Negli ultimi anni le banche e gli istituti finanziari hanno sempre meno utilizzato questo tipo di prestito, rendendo i prestiti cambializzati un prestito poco diffuso.
Se il richiedente del prestito non è in grado di pagare le rate previste, la banca si può rivolgere al debitore previa notifica e quindi agire direttamente sui suoi beni per recuperare quanto dovuto, questo proprio in virtù del fatto che la cambiale è un titolo esecutivo.
Come si può intuire questo è appunto l’aspetto più negativo in assoluto di questa forma di finanziamento, cioè il prestito cambializzato, però esistono anche dei lati positivi che andremo a visualizzare qui di seguito.
Il prestito cambializzato infatti risulta essere l’ultima spiaggia per i cattivi pagatori, cioè quelle persone che in precedenti finanziamenti abbiano avuto dei problemi a restituire le rate dovute.
Ma appunto l’aspetto positivo del prestito cambializzato è rappresentato dall’essere esonerati dal controllo su precedenti finanziamenti in fase di istruttoria, quindi una salvezza per chi sia stato segnalato presso la centrale rischi.
Attenzione però che questo non vuol dire che non servano garanzie, ma come ogni altra forma di finanziamento infatti in qualche modo le banche hanno necessità di tutelarsi.
Quindi i prestiti cambializzati per i lavoratori dipendenti dovranno prevedere la presentazione del Tfr maturato fino a quel momento, mentre per gli altri tipi di richiedenti si potrà sfruttare come forma di garanzia magari un’assicurazione o la consueta firma di un garante.
Comunque sia il pagamento come abbiamo capito avverrà tramite appunto una cambiale.
Questa dovrà avere ovviamente due requisiti, quelli formali e quelli fondamentali, ma andiamo ad analizzarli singolarmente anche per capire bene a cosa andiamo incontro a questa forma di prestito.
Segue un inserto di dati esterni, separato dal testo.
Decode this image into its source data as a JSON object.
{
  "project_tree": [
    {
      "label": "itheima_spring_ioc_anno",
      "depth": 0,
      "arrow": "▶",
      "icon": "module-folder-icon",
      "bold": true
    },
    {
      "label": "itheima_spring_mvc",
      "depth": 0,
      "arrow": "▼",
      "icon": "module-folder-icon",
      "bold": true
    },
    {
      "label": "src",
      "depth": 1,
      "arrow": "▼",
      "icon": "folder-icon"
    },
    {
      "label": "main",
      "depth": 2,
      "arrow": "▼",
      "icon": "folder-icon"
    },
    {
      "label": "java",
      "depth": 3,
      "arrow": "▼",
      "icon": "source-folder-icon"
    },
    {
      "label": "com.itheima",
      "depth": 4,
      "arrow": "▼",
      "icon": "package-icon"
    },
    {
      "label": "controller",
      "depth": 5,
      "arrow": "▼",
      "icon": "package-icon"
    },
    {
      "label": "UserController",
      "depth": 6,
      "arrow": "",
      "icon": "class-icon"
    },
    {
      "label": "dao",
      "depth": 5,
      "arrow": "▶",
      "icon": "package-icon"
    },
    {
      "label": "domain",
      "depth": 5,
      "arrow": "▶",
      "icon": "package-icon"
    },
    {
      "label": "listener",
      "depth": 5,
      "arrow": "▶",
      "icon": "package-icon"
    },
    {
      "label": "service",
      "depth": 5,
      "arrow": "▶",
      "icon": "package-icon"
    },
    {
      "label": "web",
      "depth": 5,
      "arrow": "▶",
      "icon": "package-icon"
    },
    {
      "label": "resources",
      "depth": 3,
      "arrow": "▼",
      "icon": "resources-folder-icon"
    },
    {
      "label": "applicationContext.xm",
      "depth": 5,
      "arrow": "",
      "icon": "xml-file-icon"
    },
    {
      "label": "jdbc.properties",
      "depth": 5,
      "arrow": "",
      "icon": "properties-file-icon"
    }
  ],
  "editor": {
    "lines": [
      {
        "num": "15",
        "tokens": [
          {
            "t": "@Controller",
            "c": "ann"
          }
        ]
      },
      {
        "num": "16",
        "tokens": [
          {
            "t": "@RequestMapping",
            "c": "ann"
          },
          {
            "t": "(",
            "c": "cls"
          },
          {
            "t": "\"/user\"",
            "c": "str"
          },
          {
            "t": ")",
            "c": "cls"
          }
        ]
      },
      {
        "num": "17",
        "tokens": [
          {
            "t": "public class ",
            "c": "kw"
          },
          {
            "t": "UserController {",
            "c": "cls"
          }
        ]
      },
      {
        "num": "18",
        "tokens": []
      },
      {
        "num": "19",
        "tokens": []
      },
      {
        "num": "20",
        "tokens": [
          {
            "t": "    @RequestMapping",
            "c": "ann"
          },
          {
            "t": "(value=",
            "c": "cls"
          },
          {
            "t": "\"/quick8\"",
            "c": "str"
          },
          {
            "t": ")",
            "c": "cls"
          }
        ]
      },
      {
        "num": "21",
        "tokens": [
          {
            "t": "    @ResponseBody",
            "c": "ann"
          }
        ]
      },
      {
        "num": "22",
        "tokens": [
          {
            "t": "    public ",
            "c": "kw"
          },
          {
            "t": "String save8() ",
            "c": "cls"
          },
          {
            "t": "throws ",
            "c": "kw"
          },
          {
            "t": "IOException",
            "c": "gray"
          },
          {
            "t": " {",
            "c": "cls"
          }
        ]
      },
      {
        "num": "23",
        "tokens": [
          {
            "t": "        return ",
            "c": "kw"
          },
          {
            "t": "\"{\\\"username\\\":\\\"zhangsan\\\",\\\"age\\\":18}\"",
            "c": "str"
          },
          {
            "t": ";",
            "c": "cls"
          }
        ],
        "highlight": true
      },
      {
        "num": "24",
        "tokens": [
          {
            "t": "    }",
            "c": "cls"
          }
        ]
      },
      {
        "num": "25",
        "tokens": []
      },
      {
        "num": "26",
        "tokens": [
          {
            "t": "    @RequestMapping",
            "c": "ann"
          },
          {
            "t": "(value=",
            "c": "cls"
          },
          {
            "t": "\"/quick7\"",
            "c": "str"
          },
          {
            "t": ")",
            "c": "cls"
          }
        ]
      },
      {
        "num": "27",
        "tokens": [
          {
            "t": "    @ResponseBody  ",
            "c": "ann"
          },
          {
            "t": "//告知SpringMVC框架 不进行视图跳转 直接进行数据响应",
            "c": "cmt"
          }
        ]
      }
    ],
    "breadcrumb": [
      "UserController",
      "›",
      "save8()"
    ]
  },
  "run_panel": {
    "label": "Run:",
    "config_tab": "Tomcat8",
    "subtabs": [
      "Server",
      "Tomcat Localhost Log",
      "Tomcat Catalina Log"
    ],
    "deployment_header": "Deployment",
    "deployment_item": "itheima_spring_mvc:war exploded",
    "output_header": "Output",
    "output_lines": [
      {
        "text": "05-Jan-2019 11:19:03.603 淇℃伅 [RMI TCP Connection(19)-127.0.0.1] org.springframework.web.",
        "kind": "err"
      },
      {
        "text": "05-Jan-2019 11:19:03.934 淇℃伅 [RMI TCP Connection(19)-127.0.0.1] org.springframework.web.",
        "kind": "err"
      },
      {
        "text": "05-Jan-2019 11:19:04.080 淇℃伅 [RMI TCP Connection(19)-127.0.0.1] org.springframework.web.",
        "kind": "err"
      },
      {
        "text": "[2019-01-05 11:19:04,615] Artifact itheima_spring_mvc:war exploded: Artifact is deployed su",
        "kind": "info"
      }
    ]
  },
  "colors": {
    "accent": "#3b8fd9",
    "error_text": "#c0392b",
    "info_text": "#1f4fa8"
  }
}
I requisiti naturali della cambiale, sono il luogo di emissione, che viene considerato il luogo accanto alla firma dell’emittente, la data di scadenza, e il luogo di pagamento che viene considerato lo stesso dell’emissione.
I requisiti fondamentali invece sono estremamente importanti perché’ se viene a mancare uno di questi la cambiale viene definita nulla.
Ovviamente la firma dell’emittente, il nome del beneficiario, la data di emissione della cambiale.
il nome di chi deve pagare, la denominazione di Cambiale e la promessa incondizionata di pagamento di una certa somma scritta in cifre e in lettere.
Il prestito cambializzato quindi usa la cambiale che come l’assegno e’ un titolo all’ordine e quindi può’ essere trasferito utilizzando la girata.
Quando il cliente ha terminato tutto l’iter obbligatorio per la richiesta dei prestiti cambializzati allora, concesso il prestito potrà decidere come ricevere la somma di denaro, è prevista anche la spedizione presso il proprio domicilio utilizzando assegno circolare.
Riguardo invece il pagamento delle rate stabilite dal piano di ammortamento l’unico sistema di restituzione accettato sono le cambiali che abbiamo descritto nell’articolo.